Now that we have some of the OAuth 2.0 vocabulary handy, let’s revisit the example with a closer look at what’s going on throughout the OAuth flow.
Long before you gave “Terrible Pun of the Day” permission to access your contacts, the Client and the Authorization Server established a working relationship. The Authorization Server generated a Client ID and Client Secret, sometimes called the App ID and App Secret, and gave them to the Client to use for all future OAuth exchanges.
As the name implies, the Client Secret must be kept secret so that only the Client and Authorization Server know what it is. This is how the Authorization Server can verify the Client.
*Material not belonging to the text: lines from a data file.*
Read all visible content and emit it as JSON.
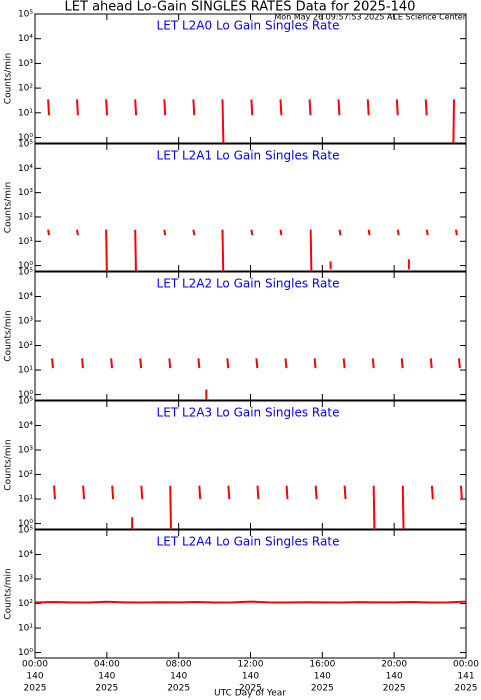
{
  "title": "LET ahead Lo-Gain SINGLES RATES Data for 2025-140",
  "timestamp": "Mon May 26 09:57:53 2025 ACE Science Center",
  "xlabel": "UTC Day of Year",
  "chart_data": [
    {
      "type": "line",
      "title": "LET L2A0 Lo Gain Singles Rate",
      "ylabel": "Counts/min",
      "color": "#ff0000",
      "log_scale": true,
      "xlim": [
        0,
        24
      ],
      "ylim": [
        0.6,
        100000
      ],
      "yticks": [
        {
          "value": 1,
          "label": "10⁰"
        },
        {
          "value": 10,
          "label": "10¹"
        },
        {
          "value": 100,
          "label": "10²"
        },
        {
          "value": 1000,
          "label": "10³"
        },
        {
          "value": 10000,
          "label": "10⁴"
        },
        {
          "value": 100000,
          "label": "10⁵"
        }
      ],
      "x": [
        0.73,
        0.78,
        null,
        2.34,
        2.39,
        null,
        3.96,
        4.01,
        null,
        5.58,
        5.63,
        null,
        7.2,
        7.25,
        null,
        8.82,
        8.87,
        null,
        10.44,
        10.49,
        null,
        12.05,
        12.1,
        null,
        13.67,
        13.72,
        null,
        15.29,
        15.34,
        null,
        16.9,
        16.95,
        null,
        18.53,
        18.58,
        null,
        20.15,
        20.2,
        null,
        21.76,
        21.81,
        null,
        23.3,
        23.33
      ],
      "values": [
        35,
        8,
        null,
        35,
        8,
        null,
        35,
        8,
        null,
        35,
        8,
        null,
        35,
        8,
        null,
        35,
        8,
        null,
        35,
        0.6,
        null,
        35,
        8,
        null,
        35,
        8,
        null,
        35,
        8,
        null,
        35,
        8,
        null,
        35,
        8,
        null,
        35,
        8,
        null,
        35,
        8,
        null,
        0.6,
        35
      ]
    },
    {
      "type": "line",
      "title": "LET L2A1 Lo Gain Singles Rate",
      "ylabel": "Counts/min",
      "color": "#ff0000",
      "log_scale": true,
      "xlim": [
        0,
        24
      ],
      "ylim": [
        0.6,
        100000
      ],
      "yticks": [
        {
          "value": 1,
          "label": "10⁰"
        },
        {
          "value": 10,
          "label": "10¹"
        },
        {
          "value": 100,
          "label": "10²"
        },
        {
          "value": 1000,
          "label": "10³"
        },
        {
          "value": 10000,
          "label": "10⁴"
        },
        {
          "value": 100000,
          "label": "10⁵"
        }
      ],
      "x": [
        0.73,
        0.78,
        null,
        2.34,
        2.39,
        null,
        3.96,
        4.0,
        null,
        5.58,
        5.62,
        null,
        7.2,
        7.25,
        null,
        8.82,
        8.87,
        null,
        10.44,
        10.48,
        null,
        12.05,
        12.1,
        null,
        13.67,
        13.72,
        null,
        15.35,
        15.39,
        null,
        16.46,
        16.46,
        null,
        16.96,
        17.01,
        null,
        18.58,
        18.63,
        null,
        20.2,
        20.25,
        null,
        20.82,
        20.82,
        null,
        21.82,
        21.87,
        null,
        23.44,
        23.49
      ],
      "values": [
        30,
        18,
        null,
        30,
        18,
        null,
        30,
        0.6,
        null,
        30,
        0.6,
        null,
        30,
        18,
        null,
        30,
        18,
        null,
        30,
        0.6,
        null,
        30,
        18,
        null,
        30,
        18,
        null,
        30,
        0.6,
        null,
        0.7,
        1.5,
        null,
        30,
        18,
        null,
        30,
        18,
        null,
        30,
        18,
        null,
        0.7,
        1.8,
        null,
        30,
        18,
        null,
        30,
        18
      ]
    },
    {
      "type": "line",
      "title": "LET L2A2 Lo Gain Singles Rate",
      "ylabel": "Counts/min",
      "color": "#ff0000",
      "log_scale": true,
      "xlim": [
        0,
        24
      ],
      "ylim": [
        0.6,
        100000
      ],
      "yticks": [
        {
          "value": 1,
          "label": "10⁰"
        },
        {
          "value": 10,
          "label": "10¹"
        },
        {
          "value": 100,
          "label": "10²"
        },
        {
          "value": 1000,
          "label": "10³"
        },
        {
          "value": 10000,
          "label": "10⁴"
        },
        {
          "value": 100000,
          "label": "10⁵"
        }
      ],
      "x": [
        0.95,
        1.0,
        null,
        2.62,
        2.67,
        null,
        4.24,
        4.29,
        null,
        5.86,
        5.91,
        null,
        7.48,
        7.53,
        null,
        9.1,
        9.15,
        null,
        9.54,
        9.54,
        null,
        10.71,
        10.76,
        null,
        12.33,
        12.38,
        null,
        13.95,
        14.0,
        null,
        15.57,
        15.62,
        null,
        17.19,
        17.24,
        null,
        18.81,
        18.86,
        null,
        20.42,
        20.47,
        null,
        22.04,
        22.09,
        null,
        23.61,
        23.66
      ],
      "values": [
        30,
        12,
        null,
        30,
        12,
        null,
        30,
        12,
        null,
        30,
        12,
        null,
        30,
        12,
        null,
        30,
        12,
        null,
        0.6,
        1.6,
        null,
        30,
        12,
        null,
        30,
        12,
        null,
        30,
        12,
        null,
        30,
        12,
        null,
        30,
        12,
        null,
        30,
        12,
        null,
        30,
        12,
        null,
        30,
        12,
        null,
        30,
        12
      ]
    },
    {
      "type": "line",
      "title": "LET L2A3 Lo Gain Singles Rate",
      "ylabel": "Counts/min",
      "color": "#ff0000",
      "log_scale": true,
      "xlim": [
        0,
        24
      ],
      "ylim": [
        0.6,
        100000
      ],
      "yticks": [
        {
          "value": 1,
          "label": "10⁰"
        },
        {
          "value": 10,
          "label": "10¹"
        },
        {
          "value": 100,
          "label": "10²"
        },
        {
          "value": 1000,
          "label": "10³"
        },
        {
          "value": 10000,
          "label": "10⁴"
        },
        {
          "value": 100000,
          "label": "10⁵"
        }
      ],
      "x": [
        1.06,
        1.11,
        null,
        2.68,
        2.73,
        null,
        4.3,
        4.35,
        null,
        5.41,
        5.41,
        null,
        5.92,
        5.97,
        null,
        7.53,
        7.57,
        null,
        9.15,
        9.2,
        null,
        10.77,
        10.82,
        null,
        12.39,
        12.44,
        null,
        14.01,
        14.06,
        null,
        15.63,
        15.68,
        null,
        17.24,
        17.29,
        null,
        18.86,
        18.9,
        null,
        20.48,
        20.52,
        null,
        22.1,
        22.15,
        null,
        23.72,
        23.77
      ],
      "values": [
        35,
        10,
        null,
        35,
        10,
        null,
        35,
        10,
        null,
        0.6,
        1.8,
        null,
        35,
        10,
        null,
        35,
        0.6,
        null,
        35,
        10,
        null,
        35,
        10,
        null,
        35,
        10,
        null,
        35,
        10,
        null,
        35,
        10,
        null,
        35,
        10,
        null,
        35,
        0.6,
        null,
        35,
        0.6,
        null,
        35,
        10,
        null,
        35,
        10
      ]
    },
    {
      "type": "line",
      "title": "LET L2A4 Lo Gain Singles Rate",
      "ylabel": "Counts/min",
      "color": "#ff0000",
      "log_scale": true,
      "xlim": [
        0,
        24
      ],
      "ylim": [
        0.6,
        100000
      ],
      "yticks": [
        {
          "value": 1,
          "label": "10⁰"
        },
        {
          "value": 10,
          "label": "10¹"
        },
        {
          "value": 100,
          "label": "10²"
        },
        {
          "value": 1000,
          "label": "10³"
        },
        {
          "value": 10000,
          "label": "10⁴"
        },
        {
          "value": 100000,
          "label": "10⁵"
        }
      ],
      "xticks": [
        {
          "value": 0,
          "label": [
            "00:00",
            "140",
            "2025"
          ]
        },
        {
          "value": 4,
          "label": [
            "04:00",
            "140",
            "2025"
          ]
        },
        {
          "value": 8,
          "label": [
            "08:00",
            "140",
            "2025"
          ]
        },
        {
          "value": 12,
          "label": [
            "12:00",
            "140",
            "2025"
          ]
        },
        {
          "value": 16,
          "label": [
            "16:00",
            "140",
            "2025"
          ]
        },
        {
          "value": 20,
          "label": [
            "20:00",
            "140",
            "2025"
          ]
        },
        {
          "value": 24,
          "label": [
            "00:00",
            "141",
            "2025"
          ]
        }
      ],
      "x": [
        0,
        1,
        2,
        3,
        4,
        5,
        6,
        7,
        8,
        9,
        10,
        11,
        12,
        13,
        14,
        15,
        16,
        17,
        18,
        19,
        20,
        21,
        22,
        23,
        24
      ],
      "values": [
        110,
        115,
        112,
        110,
        118,
        112,
        110,
        113,
        111,
        115,
        110,
        112,
        120,
        111,
        110,
        113,
        112,
        110,
        114,
        111,
        112,
        115,
        110,
        112,
        120
      ]
    }
  ]
}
OAuth 2.0 is designed only for authorization, for granting access to data and features from one application to another. OpenID Connect (OIDC) is a thin layer that sits on top of OAuth 2.0 that adds login and profile information about the person who is logged in. Establishing a login session is often referred to as authentication, and information about the person logged in (i.e. the Resource Owner) is called identity. When an Authorization Server supports OIDC, it is sometimes called an identity provider, since it provides information about the Resource Owner back to the Client.
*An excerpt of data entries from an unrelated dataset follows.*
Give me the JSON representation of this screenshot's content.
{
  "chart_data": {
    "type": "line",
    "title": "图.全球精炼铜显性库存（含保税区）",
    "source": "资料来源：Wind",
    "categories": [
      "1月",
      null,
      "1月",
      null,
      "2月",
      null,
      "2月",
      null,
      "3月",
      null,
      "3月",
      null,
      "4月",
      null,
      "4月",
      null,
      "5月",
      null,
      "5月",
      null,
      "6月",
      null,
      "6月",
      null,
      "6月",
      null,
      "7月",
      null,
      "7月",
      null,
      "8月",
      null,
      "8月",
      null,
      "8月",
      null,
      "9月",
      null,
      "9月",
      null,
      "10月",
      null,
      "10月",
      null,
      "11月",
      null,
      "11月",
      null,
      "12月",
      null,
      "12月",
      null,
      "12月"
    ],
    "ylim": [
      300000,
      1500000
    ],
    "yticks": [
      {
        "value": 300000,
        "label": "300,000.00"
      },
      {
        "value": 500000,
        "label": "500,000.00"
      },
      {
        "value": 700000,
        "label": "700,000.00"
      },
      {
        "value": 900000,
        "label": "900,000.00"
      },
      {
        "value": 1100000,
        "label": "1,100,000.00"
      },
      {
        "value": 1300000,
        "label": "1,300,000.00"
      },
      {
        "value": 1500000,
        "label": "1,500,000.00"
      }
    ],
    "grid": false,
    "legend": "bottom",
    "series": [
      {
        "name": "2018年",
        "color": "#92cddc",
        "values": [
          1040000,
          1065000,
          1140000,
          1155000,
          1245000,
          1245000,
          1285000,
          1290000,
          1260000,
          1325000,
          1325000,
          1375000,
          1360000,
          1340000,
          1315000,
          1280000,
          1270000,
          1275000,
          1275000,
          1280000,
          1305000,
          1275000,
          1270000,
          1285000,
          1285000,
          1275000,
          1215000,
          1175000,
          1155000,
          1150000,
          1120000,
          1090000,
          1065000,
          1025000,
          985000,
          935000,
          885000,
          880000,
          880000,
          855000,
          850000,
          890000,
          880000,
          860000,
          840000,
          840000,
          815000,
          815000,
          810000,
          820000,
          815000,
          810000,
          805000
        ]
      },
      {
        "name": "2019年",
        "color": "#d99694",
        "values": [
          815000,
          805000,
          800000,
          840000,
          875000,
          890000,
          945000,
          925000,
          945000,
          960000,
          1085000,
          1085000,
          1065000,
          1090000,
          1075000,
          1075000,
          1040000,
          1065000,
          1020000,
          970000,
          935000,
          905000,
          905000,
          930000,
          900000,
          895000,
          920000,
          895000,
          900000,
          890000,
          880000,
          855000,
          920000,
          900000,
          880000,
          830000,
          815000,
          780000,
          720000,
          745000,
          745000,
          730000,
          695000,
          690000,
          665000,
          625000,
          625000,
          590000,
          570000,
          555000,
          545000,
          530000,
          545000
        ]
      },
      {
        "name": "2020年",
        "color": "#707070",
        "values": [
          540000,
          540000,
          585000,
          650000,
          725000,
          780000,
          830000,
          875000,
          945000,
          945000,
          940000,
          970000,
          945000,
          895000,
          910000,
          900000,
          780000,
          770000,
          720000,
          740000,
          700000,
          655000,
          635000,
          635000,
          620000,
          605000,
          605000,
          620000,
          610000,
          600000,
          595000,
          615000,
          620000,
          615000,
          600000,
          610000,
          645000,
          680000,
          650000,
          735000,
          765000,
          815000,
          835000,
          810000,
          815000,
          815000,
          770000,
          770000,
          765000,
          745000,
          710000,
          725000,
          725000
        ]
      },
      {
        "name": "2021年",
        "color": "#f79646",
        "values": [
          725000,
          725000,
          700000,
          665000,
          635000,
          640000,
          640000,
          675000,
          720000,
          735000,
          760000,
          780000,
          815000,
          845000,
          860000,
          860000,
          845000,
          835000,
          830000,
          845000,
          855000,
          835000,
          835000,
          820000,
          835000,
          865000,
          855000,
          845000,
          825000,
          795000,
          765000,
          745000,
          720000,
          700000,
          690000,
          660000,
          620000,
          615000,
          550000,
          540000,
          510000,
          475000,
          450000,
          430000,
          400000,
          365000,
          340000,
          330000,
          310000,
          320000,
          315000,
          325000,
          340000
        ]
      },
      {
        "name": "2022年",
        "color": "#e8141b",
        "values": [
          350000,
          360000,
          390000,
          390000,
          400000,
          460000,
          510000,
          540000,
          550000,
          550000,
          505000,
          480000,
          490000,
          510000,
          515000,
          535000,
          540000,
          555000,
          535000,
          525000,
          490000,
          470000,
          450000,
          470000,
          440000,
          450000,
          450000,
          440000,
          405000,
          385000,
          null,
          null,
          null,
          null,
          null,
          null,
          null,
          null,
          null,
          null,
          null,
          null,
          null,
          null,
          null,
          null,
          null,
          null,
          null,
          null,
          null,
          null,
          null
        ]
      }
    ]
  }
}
OpenID Connect enables scenarios where one login can be used across multiple applications, also known as single sign-on (SSO). For example, an application could support SSO with social networking services such as Facebook or Twitter so that users can choose to leverage a login they already have and are comfortable using.
The OpenID Connect flow looks the same as OAuth. The only differences are, in the initial request, a specific scope of
openid is used, and in the final exchange the Client receives both an Access Token and an ID Token.
As with the OAuth flow, the OpenID Connect Access Token is a value the Client doesn’t understand. As far as the Client is concerned, the Access Token is just a string of gibberish to pass with any request to the Resource Server, and the Resource Server knows if the token is valid. The ID Token, however, is very different.
An ID Token is a specifically formatted string of characters known as a JSON Web Token, or JWT. JWTs are sometimes pronounced “jots.” A JWT may look like gibberish to you and me, but the Client can extract information embedded in the JWT such as your ID, name, when you logged in, the ID Token expiration, and if anything has tried to tamper with the JWT. The data inside the ID Token are called claims.
With OIDC, there’s also a standard way the Client can request additional identity information from the Authorization Server, such as their email address, using the Access Token.